What’s really surprising here though is the relative lack of strong sex or (really surprising) full-on nudity.
As a low-fi, SOV, Gay themed horror film it was surely not aimed at, or was ever going to catch, a mainstream audience or market, so why be so tame with the sexuality?
Aside form kissing there is only one actual (Homosexual) sex scene and no Lesbian sex scenes bar some kissing.
Plenty of opportunities for full frontal nudity are here, but instead we have underwear left on and towels wrapped around waists.
A rather strange scene with Gabby for example sees her smear body paint on herself and writhe around on the floor but again she is only topless, (so the orgasmic pleasure being acted seems not orgasmic enough to bother removing your panties for)
In the UK it’s an ‘18’, but that’s really only because of the addition of violence, because as far as just sex and nudity itself goes this would probably rate a ‘15‘.
Indeed the only penis on display (can you believe, in a film called “Gay Bed & Breakfast of Terror”, have to write that!?) is attached to a blood covered dead body.

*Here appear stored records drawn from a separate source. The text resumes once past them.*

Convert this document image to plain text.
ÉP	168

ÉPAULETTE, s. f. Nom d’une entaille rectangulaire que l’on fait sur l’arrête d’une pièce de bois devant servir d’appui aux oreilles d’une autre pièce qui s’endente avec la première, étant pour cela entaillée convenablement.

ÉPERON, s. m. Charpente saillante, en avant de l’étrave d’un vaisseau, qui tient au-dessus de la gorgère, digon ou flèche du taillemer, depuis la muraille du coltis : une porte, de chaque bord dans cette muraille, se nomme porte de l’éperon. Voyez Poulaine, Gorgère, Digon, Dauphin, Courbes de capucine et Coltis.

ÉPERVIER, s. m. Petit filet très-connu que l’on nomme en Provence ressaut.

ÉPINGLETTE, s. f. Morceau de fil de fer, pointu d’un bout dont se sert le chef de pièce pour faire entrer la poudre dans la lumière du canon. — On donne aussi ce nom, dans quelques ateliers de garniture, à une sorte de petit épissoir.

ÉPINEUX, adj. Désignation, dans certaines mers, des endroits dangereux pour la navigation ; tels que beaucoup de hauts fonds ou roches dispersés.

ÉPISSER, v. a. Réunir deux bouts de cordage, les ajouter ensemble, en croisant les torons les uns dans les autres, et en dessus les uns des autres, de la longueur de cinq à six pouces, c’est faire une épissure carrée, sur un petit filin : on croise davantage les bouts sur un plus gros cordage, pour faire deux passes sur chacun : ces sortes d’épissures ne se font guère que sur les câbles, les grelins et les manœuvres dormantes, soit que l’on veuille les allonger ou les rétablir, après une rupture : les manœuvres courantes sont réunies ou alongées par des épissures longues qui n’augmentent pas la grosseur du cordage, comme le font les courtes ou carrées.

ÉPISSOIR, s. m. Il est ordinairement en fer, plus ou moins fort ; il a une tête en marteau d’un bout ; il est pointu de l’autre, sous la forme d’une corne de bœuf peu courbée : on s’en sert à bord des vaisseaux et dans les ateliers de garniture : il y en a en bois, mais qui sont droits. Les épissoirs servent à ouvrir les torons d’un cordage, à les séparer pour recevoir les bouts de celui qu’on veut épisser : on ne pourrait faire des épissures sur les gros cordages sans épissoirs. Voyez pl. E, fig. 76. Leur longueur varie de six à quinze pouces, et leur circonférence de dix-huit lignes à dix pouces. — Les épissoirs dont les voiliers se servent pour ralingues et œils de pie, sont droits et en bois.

And talking of blood covered bodies…Where the film pretty much fails to deliver on the sex/nudity front it at least delivers on the horror front.
The murders are very bloody and pretty violent, with clever use of fast edits to hide the fact that there’s little gore appliance work despite the amount of blood sloshed around (although we get a pretty good ripped open stomach effect near the end).
Whether it’s Helen or Luelle and their crucifix-handled dagger or Manfred and his foul fangs (a great facial make-up, but spoilt by a dire body appliance) much blood is shed with lots of passionate shrieking to back it up.

The finale is wildly OTT and utterly chaotic and if it all seems a trifle forced and over-plotted at least the twist at the end is pretty amusing in concept, if strangely serious in much of its execution.
All of which results in a film that is sadly not as good as it should have been with such a set-up and a film that lacks much of the sex and nudity it should surely have had by default .

But despite all this (and the overly long running time) “The Gay Bed & Breakfast of Terror” still manages to be fun, camp, passionate and ultimately entertaining thanks to the plentiful blood, some fun dialogue, the performances (especially Mari Marks as Helen and Georgia Jean as Luelle) and the general energy it gives off.